For a good stretch there, I had three nephews. I noticed that they had been named such that:

A.  First-born (year X)
(Skipped year B-name…)
C.  Second (year X + 2)
D.  Third (year X + 2 + 1)

They were affectionately known as, “my boys,” naturally. (Example common usage: “I miss my boys!”)

Then, we enter the zone where keeping track of time became fuzzier, and relative to siblings, rather than a specific date and computation.

(There were more important things about them to file in my memory bank, certainly.)

Then L. was born approximately enough years after D. that it could confirm my earlier weak notion. I have attempted to work it out in my head, but my brain freezes before arriving at a definitive solution. Perhaps because I realize I would have to stop sharing the timing and naming anecdote. I decided to type up this post instead of arriving at a definitive solution. (Or figuring out how to set year end-points so that the suspected system is confirmed.)

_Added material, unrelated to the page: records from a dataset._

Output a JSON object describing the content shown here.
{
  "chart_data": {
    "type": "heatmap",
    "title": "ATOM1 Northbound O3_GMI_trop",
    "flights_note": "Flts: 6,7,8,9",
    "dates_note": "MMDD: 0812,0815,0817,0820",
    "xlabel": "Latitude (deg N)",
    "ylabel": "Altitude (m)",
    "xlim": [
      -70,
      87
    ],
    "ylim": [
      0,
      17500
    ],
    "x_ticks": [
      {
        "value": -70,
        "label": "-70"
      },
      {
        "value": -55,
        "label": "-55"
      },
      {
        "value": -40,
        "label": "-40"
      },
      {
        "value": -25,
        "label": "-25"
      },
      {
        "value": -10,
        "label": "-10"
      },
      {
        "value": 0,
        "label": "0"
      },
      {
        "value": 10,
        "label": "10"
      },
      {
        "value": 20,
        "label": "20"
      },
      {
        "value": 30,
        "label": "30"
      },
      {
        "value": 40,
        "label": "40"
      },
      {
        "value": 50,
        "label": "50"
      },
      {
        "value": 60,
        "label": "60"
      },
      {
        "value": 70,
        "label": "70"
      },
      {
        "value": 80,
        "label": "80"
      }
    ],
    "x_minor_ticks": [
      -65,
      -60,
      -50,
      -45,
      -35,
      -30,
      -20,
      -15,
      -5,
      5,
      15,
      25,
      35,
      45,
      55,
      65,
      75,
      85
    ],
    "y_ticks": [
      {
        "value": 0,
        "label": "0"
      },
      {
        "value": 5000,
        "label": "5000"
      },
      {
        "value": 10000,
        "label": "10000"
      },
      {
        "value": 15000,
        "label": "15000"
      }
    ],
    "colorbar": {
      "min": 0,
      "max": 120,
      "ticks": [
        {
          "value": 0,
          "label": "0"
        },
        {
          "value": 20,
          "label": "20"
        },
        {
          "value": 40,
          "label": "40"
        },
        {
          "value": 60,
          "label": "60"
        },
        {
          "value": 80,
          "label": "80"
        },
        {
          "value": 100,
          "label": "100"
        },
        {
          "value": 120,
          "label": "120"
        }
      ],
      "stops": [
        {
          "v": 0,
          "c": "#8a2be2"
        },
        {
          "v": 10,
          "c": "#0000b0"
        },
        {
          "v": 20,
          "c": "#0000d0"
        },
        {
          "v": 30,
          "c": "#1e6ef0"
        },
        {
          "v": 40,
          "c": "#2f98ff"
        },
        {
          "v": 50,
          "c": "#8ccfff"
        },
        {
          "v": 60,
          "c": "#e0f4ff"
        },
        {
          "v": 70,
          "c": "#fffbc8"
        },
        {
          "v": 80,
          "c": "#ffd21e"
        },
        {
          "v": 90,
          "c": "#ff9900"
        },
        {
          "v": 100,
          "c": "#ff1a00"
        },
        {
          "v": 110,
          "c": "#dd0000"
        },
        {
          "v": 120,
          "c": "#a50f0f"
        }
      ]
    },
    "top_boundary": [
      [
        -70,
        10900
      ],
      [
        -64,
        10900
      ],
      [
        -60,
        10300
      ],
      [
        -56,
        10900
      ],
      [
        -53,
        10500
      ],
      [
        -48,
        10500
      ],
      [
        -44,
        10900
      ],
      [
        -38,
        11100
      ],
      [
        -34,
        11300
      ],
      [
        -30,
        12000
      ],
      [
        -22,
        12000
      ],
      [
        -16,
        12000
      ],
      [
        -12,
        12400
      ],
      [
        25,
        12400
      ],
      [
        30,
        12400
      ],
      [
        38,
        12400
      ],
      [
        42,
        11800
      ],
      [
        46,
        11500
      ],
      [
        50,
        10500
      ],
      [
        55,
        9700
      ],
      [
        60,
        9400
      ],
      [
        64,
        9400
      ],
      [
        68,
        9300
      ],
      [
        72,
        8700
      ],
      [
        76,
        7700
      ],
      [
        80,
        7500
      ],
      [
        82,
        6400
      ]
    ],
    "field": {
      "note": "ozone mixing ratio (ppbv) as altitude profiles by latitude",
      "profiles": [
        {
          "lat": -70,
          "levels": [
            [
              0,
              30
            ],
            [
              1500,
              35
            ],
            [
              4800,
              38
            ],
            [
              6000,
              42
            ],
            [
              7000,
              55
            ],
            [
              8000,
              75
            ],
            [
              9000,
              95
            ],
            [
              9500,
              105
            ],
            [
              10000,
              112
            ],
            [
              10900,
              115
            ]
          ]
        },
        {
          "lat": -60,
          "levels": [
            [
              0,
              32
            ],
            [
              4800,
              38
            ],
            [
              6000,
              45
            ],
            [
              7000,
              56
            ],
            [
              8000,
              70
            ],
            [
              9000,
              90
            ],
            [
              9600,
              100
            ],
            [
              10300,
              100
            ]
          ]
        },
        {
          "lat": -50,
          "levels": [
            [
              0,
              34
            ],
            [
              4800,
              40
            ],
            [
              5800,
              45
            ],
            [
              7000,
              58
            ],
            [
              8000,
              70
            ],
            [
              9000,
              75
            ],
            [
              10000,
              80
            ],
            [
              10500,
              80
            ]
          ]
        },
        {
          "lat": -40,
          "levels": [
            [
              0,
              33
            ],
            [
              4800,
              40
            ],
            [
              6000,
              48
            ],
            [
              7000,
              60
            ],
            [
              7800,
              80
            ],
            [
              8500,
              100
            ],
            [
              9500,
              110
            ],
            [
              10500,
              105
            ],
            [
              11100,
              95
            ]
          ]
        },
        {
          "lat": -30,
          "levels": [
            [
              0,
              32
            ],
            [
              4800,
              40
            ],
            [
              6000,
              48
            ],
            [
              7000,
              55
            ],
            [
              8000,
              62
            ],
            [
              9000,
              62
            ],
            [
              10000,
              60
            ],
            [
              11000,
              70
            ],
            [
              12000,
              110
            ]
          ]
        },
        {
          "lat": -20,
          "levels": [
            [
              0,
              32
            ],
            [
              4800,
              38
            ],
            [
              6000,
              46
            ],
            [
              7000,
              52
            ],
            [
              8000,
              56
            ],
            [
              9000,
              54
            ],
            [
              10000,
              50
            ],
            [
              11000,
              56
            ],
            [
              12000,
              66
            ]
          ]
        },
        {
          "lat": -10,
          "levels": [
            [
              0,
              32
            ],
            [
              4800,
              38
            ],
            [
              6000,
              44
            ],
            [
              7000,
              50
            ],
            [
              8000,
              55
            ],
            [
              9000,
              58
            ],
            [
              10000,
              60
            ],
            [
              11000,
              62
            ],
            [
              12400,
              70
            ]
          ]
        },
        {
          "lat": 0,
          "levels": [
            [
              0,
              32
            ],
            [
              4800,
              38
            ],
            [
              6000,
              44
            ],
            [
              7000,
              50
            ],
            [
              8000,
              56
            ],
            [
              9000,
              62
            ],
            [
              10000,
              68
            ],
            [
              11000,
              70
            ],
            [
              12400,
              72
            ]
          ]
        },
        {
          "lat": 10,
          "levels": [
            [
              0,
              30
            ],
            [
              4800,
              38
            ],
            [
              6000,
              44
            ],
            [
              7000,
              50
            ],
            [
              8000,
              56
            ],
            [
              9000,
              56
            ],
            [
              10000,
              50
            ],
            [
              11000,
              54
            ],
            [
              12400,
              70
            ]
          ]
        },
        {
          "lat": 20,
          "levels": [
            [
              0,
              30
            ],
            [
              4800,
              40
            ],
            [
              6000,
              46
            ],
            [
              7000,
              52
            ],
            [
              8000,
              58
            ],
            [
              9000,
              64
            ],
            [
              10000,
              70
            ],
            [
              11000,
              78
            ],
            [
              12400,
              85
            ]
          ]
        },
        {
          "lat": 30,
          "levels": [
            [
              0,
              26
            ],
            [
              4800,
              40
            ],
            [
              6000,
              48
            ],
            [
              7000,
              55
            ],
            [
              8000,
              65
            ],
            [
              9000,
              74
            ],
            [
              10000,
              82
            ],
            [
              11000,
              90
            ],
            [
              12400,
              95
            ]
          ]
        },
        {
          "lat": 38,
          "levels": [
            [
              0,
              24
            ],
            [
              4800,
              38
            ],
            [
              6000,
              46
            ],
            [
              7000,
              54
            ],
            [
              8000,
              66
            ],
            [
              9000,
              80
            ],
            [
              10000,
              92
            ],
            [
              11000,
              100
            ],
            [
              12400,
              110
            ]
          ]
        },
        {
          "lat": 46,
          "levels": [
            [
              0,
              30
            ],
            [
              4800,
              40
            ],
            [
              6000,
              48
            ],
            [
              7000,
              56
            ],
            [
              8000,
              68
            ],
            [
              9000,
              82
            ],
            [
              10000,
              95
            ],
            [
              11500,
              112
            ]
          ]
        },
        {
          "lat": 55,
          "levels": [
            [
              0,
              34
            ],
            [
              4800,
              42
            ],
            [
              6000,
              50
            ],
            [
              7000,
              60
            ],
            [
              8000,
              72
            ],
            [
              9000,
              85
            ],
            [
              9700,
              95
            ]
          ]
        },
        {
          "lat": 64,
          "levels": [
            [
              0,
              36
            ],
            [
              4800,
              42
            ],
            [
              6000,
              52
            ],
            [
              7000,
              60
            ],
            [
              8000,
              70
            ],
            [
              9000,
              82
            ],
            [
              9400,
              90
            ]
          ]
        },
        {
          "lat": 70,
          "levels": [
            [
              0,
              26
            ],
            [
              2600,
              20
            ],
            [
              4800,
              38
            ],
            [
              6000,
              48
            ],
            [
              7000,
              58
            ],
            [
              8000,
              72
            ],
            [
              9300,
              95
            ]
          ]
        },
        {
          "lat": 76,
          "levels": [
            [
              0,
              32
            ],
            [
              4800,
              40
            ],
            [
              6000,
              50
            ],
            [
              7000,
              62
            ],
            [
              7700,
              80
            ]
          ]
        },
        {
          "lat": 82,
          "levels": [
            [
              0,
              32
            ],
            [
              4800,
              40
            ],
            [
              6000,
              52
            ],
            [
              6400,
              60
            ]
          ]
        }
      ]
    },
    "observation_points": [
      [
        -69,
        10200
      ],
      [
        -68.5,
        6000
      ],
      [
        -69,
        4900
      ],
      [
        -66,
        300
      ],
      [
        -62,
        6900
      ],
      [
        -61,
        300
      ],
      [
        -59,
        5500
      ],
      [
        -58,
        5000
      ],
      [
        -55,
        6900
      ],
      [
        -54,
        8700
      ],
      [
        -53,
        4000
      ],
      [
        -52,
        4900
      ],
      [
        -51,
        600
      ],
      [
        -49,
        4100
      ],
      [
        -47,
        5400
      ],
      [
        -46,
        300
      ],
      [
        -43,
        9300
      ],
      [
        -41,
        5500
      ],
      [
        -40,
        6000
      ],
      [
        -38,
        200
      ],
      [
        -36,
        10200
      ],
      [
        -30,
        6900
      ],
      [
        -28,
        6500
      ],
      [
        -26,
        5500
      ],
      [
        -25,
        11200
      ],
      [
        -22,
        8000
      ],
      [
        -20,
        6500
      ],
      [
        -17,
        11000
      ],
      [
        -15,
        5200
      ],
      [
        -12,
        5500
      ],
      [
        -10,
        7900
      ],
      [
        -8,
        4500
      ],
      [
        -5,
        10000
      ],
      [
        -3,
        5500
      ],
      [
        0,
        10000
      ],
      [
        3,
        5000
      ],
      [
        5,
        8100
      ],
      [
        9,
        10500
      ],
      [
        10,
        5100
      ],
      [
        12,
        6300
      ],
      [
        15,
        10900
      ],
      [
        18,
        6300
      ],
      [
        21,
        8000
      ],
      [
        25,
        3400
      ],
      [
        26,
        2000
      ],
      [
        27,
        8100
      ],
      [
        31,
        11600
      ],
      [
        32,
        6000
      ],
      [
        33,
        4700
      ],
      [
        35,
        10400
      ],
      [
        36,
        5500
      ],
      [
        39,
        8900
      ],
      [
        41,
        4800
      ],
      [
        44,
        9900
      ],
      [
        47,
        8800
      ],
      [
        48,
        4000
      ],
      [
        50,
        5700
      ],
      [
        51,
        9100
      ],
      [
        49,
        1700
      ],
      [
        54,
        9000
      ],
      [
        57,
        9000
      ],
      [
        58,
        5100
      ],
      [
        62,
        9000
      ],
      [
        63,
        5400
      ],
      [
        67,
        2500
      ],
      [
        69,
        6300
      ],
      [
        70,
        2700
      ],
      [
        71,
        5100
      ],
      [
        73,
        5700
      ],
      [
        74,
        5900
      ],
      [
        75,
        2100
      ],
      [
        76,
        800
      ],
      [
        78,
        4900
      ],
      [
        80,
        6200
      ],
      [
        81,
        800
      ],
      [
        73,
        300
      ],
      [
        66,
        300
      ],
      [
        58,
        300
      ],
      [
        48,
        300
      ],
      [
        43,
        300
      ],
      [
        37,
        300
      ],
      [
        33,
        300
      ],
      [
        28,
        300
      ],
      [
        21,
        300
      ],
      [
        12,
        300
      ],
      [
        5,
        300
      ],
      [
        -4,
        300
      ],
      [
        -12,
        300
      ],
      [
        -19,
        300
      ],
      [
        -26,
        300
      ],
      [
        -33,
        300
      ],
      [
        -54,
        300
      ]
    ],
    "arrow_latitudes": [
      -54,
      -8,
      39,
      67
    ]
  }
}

In any case, the addition of a fourth band member (who seems to have the rhythm of a drummer and dancer), certainly warranted an update of my collective term for my nephews: my boyz.

This post was prompted by an unfortunate event last night. It’s one of those laundry incidents that are too horrible to describe because they lead to reliving a painful moment of regret.

Please shield the eyes of the young or weak-stomached.

What I am about to reveal is

shocking

gruesome

appauling

and

may offend

millions.

Please learn from my mistake

so that it is not repeated!

SpongeBob footies minus a spongePom

Yes, you are correct:  I should’ve known to wash these delicates by hand!  I hope my boyz will forgive me.

Ahem, anyone happen to have a needle and some thread?  I carry first aid items with me, in the event anyone needs them, and I have tons of spare buttons around here, but no sewing supplies.  I wonder if duct tape would help here.